Wednesday, January 4, 2023

She doesn't whisper 'fuck' in church, but she might yell it.

 My mother died last week. She had been living with lung/brain/bone cancer for about 6 years, and ultimately died due to shit related to the lung cancer part. 

I edited her obituary:

Debra Lee Diroll (69) of Ravenna passed away Monday, December 26, 2022 at her home surrounded by her family. She was born July 16, 1953 in Cleveland, Ohio to Thomas and Patricia (Hall) Ebner. Debra was a U.S. Army veteran and worked as an executive secretary for various companies and in the produce department of Giant Eagle. 

Debra loved her pets, loud music, NASCAR, wildlife, gardening, baking, and video games. She will be remembered for her remarkable cookie recipes, irreverent humor, expansive kindness, and deep care for her loved ones and people she had barely met. 

She is survived by her husband of nearly 50 years Thomas A. Diroll, children Rachel Anne Diroll-Zack and Andrew Thomas Diroll-Black, stepdaughter Stephanie Common-Diroll; grandchildren Sydney, Damian, Nicholas, Zachary, Jillian, Jackson, and Minerva; mother Patricia Ebner; and siblings Judy Shuster, Robin Nolan, Patricia Ebner-Grubb, Charlotte Ebner, James Ebner and John W. Ebner. She was preceded in death by her siblings Terry Anne Kirkpatrick and Thomas Ebner, Jr. 
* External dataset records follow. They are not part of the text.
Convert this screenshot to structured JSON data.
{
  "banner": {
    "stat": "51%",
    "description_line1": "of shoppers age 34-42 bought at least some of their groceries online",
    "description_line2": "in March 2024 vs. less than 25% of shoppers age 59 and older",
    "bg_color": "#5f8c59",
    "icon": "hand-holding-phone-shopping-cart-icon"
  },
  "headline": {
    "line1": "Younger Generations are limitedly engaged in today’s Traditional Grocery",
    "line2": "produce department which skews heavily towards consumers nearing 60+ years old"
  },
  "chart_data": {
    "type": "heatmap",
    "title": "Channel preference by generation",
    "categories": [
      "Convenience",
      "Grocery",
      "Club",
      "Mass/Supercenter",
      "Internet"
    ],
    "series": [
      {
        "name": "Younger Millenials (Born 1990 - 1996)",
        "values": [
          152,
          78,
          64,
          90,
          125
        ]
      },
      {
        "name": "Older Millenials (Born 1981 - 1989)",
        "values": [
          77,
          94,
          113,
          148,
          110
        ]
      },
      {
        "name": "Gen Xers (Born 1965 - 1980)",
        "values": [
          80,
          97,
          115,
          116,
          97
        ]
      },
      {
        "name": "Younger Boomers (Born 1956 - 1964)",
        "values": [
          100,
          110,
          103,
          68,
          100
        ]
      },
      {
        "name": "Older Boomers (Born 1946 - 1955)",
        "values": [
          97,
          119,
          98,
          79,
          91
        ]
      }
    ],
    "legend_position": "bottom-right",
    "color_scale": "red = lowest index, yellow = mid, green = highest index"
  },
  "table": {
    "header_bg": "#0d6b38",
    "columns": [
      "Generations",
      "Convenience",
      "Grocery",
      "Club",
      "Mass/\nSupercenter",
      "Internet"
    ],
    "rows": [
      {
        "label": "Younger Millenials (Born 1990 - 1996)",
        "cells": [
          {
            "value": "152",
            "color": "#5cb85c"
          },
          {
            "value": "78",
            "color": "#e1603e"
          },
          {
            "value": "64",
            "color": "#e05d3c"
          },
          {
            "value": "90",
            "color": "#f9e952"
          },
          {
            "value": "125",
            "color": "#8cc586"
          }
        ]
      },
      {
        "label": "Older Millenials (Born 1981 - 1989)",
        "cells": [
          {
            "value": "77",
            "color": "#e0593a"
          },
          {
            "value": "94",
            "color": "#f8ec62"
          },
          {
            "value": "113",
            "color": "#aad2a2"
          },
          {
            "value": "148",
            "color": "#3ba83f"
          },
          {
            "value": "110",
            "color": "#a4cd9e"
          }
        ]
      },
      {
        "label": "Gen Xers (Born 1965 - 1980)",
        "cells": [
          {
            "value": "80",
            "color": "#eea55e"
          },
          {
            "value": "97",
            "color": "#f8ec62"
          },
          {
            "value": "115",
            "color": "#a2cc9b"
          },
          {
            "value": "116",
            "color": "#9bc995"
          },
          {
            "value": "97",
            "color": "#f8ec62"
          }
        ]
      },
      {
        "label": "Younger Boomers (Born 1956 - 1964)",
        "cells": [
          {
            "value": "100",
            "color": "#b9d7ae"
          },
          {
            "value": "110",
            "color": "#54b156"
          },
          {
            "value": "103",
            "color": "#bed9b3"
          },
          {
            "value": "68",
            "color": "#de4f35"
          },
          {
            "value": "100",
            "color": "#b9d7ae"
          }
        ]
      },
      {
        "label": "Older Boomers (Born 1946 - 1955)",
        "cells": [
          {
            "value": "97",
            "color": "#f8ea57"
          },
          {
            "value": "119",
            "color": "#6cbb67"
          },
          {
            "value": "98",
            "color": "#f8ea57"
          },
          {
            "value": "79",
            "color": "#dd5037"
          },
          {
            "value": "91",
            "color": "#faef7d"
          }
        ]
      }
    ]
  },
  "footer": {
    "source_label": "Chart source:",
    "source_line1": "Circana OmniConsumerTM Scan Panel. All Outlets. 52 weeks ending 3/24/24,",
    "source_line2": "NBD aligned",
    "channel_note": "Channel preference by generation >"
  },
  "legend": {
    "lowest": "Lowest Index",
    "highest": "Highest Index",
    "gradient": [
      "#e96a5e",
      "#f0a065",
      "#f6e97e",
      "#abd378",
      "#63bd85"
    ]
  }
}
The family would like to thank all of the doctors and staff at University Hospitals Seidman Cancer Center, and all the players around the world Debra met and played with over her 17 years playing World of Warcraft. 

Debra requested that there be no calling hours or services–cremation has taken place. In lieu of flowers, memorials should be made to the Portage County APL, P.O. Box 927, Ravenna, Ohio 44266. 

The things I didn't say included how she really enjoyed cannabis, hated bullshit, and was a massive hypocrite about almost everything. In a really funny way.

The truth is that this world was cruel to my mother. She had to deal with the things that too often daughters, sisters, wives, and mothers have to endure, for her entire life. The challenges she faced made her cautious about things that she really wanted to do. She would hide candy everywhere because she was afraid people would make fun of her childish eating habits or worse--eat  her candy. She made fun of me  for being a picky eater my whole life but then refused to even try something that was a clear combination of things she loved (Thai food, lady... THAI FOOD. It's all the things you like, together in a bowl). Her professional and home lives made her vulnerable and shameful for making mistakes. She'd get  yelled at or gaslighted for missing a payment or not getting an invoice right. She was always put upon by men who were probably making more missteps than she ever did.

She had to hide purchases from my father because she didn't want to have to explain that she just wanted things. She wasn't buying gold toilet seats, just candy and sweaters and things she liked... but she didn't want to endure the criticism or the questions. She called me up a couple of times to help her pay off her credit cards for this purpose, and I was happy to do so.

Despite all of this, she was so kind. She would put up with almost anyone's shit to a point, tell them it would be OK, that things will be better. She found ways to help people by giving them clothes or buying them a drink or putting them in touch wither lawyer-kid. She would listen to everyone's garbage and moderate Facebook beefs. Oh grodd, the facebook profile my mother left behind is a leftist propaganda wonderland. It's a Daily Kos bumper sticker. So much. SO MUCH.

She was friends with some kid from Brazil in World of Warcraft. She'd give life advice to orcs and night elves and all kinds of weirdos. Some of her WoW friends were people I played with in 2004. It's really odd to see those names in my mom's friends list when I quit playing the game a dozen years ago or more.

So when she died, she didn't leave a massive hole in the world like some celebrity. People will not burn candles and sing in her honor (well, maybe some). She had a small little island that she occupied but it was covered in a kaleidoscope of shiny things. It was a comfortable place despite the sharp edges here and there. It was a reminder that despite the bullshit of the universe, you can still chill out and have fun getting stoned and playing video games.